There are many equations in which the independent and dependent variables cann't
be separated in the form of equation (1), these equations which are complicated are analyzed in
other coordinates,most practical the polar coordinates which are related to the cartesian
coordinates by
x = r cos t
y = r sin t
t = arctan(y / x)
r = (x² + y²)1/2
let us take some examples :
- r = a ( where a is constant) this is an equation of a circle center at origin.
- r = 2a sin t , is a circle with radius a / 2 with center at y coordinates.
Let us take some complicated equations :
- The Cardioid r = a( 1 ± sin t), in cartesian coordinates it will be
(x² + y²) / a = (x² + y²)1/2 - y
from which we see that x and y cann't be separated.
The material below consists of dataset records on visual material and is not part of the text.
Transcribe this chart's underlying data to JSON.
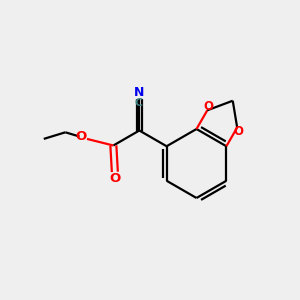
{
  "background_color": "#efefef",
  "bond_color": "#000000",
  "oxygen_color": "#ff0000",
  "nitrogen_color": "#0000ee",
  "carbon_label_color": "#3a8080",
  "figsize": [
    3.0,
    3.0
  ],
  "dpi": 100,
  "xlim": [
    0,
    10
  ],
  "ylim": [
    0,
    10
  ]
}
- Leaf curve, r = a sin nt or r = a cos nt where n > 1, a is real, has a graph which consists
of a number of loops attached to the origin. If n is even there are 2n loops, whereas if n is
odd there are n loops.
Now let us write a function to draw the Cardioid curve
r = 2(1 - sin(t))
void Sketch_In_Polar()
/* this is to sketch the curve r =2*(1 - sin t) in polar coordinates */
{
float x,y,xplot,yplot,r,theta;
int maxx,maxy;
cleardevice();
maxx = getmaxx();
maxy = getmaxy();
line(0,midy(),maxx,midy());
line(midx(),0,midx(),maxy);
for(theta = 0.0; theta <= 360.0; x1+ = 0.5){
r = 2 * (1 - sin(theta * M_PI / 180));
x = r * cos(theta * M_PI / 180);
y = r * sin(theta * M_PI / 180);
xplot = midx + x;
yplot = midy - y * 100;
putpixel(xplot,yplot,WHITE);} /* this eds the for loop */
} /* this ends the void */
Consider the equations shown below
x = t , y = 2t then y = 2x
the equations above are called the parametric equations of the curve, which in our case is a
straight line some complicated equations can be represented in the parametric form, take for
example the Astroid parametric equations
x = (cos t)² * cos t
y = (sin t)² * sin t
if we want to illuminate t from the above equations the resulting equation will be very
complicated, so it's easy to sketch the Astroid using the above equations.
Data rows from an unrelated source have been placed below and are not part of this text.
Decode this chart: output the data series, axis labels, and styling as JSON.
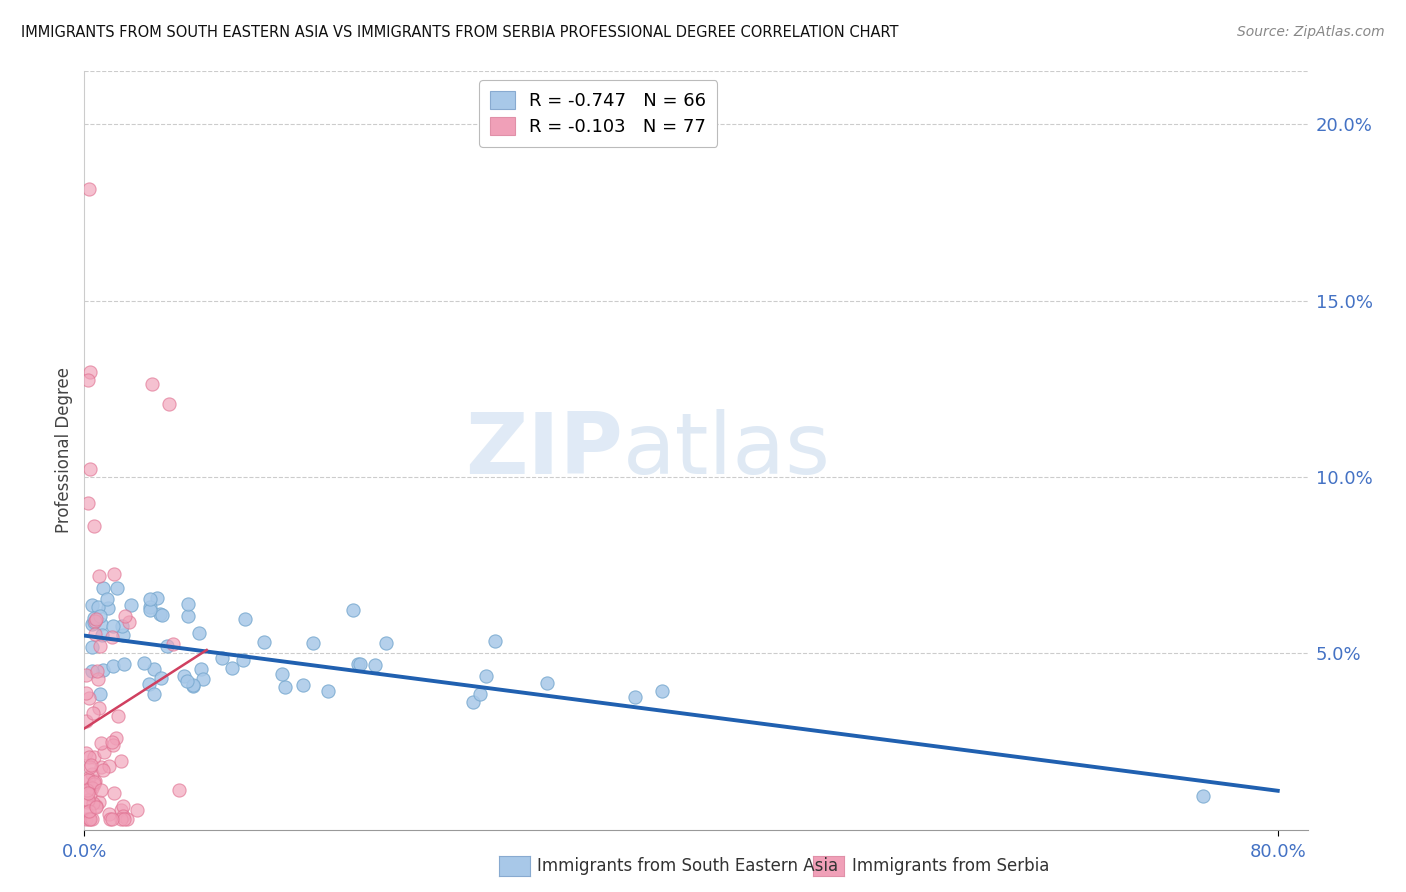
{
  "title": "IMMIGRANTS FROM SOUTH EASTERN ASIA VS IMMIGRANTS FROM SERBIA PROFESSIONAL DEGREE CORRELATION CHART",
  "source": "Source: ZipAtlas.com",
  "ylabel": "Professional Degree",
  "right_yticks": [
    "20.0%",
    "15.0%",
    "10.0%",
    "5.0%"
  ],
  "right_ytick_vals": [
    0.2,
    0.15,
    0.1,
    0.05
  ],
  "legend_blue_label": "R = -0.747   N = 66",
  "legend_pink_label": "R = -0.103   N = 77",
  "blue_scatter_color": "#a8c8e8",
  "blue_scatter_edge": "#7aaad0",
  "pink_scatter_color": "#f0a0b8",
  "pink_scatter_edge": "#e07090",
  "blue_line_color": "#2060b0",
  "pink_line_color": "#d04060",
  "pink_line_style": "solid",
  "watermark_zip_color": "#c8dff0",
  "watermark_atlas_color": "#b8d0e8",
  "xmin": 0.0,
  "xmax": 0.82,
  "ymin": 0.0,
  "ymax": 0.215,
  "legend_blue_patch": "#a8c8e8",
  "legend_pink_patch": "#f0a0b8",
  "bottom_label_blue": "Immigrants from South Eastern Asia",
  "bottom_label_pink": "Immigrants from Serbia",
  "blue_seed": 101,
  "pink_seed": 202
}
Very important case occurs when the parametric equations have sinusoidal waveforms, this
case has extensive applications in physics and electrical engineering.
Lissajous figures are patterns arising from the addition of two simple
harmonic motions at right angles to each other, first studied by
Jules Lissajous (1822-80)They also result when the electron beam in a cathod ray
oscilloscope is subjected to two sinusoidal signals controling the vertical and horizental,
so the electron beam will follow a specific path that depend on the signals equations :
x = Ax cos(Wx * t + Tx)
y = Ay cos(Wy * t + Ty)
The space curve is very important in physics and antenna theory in telecommunications.
Many software packages can draw curves in 3D,
The technique used to draw a 3D curve is the same as our technique, but there descriptive and projective geometry are used to project the 3D curve into 2D curve that can be drawn in the
plane. And this is all what I know about 3D curves.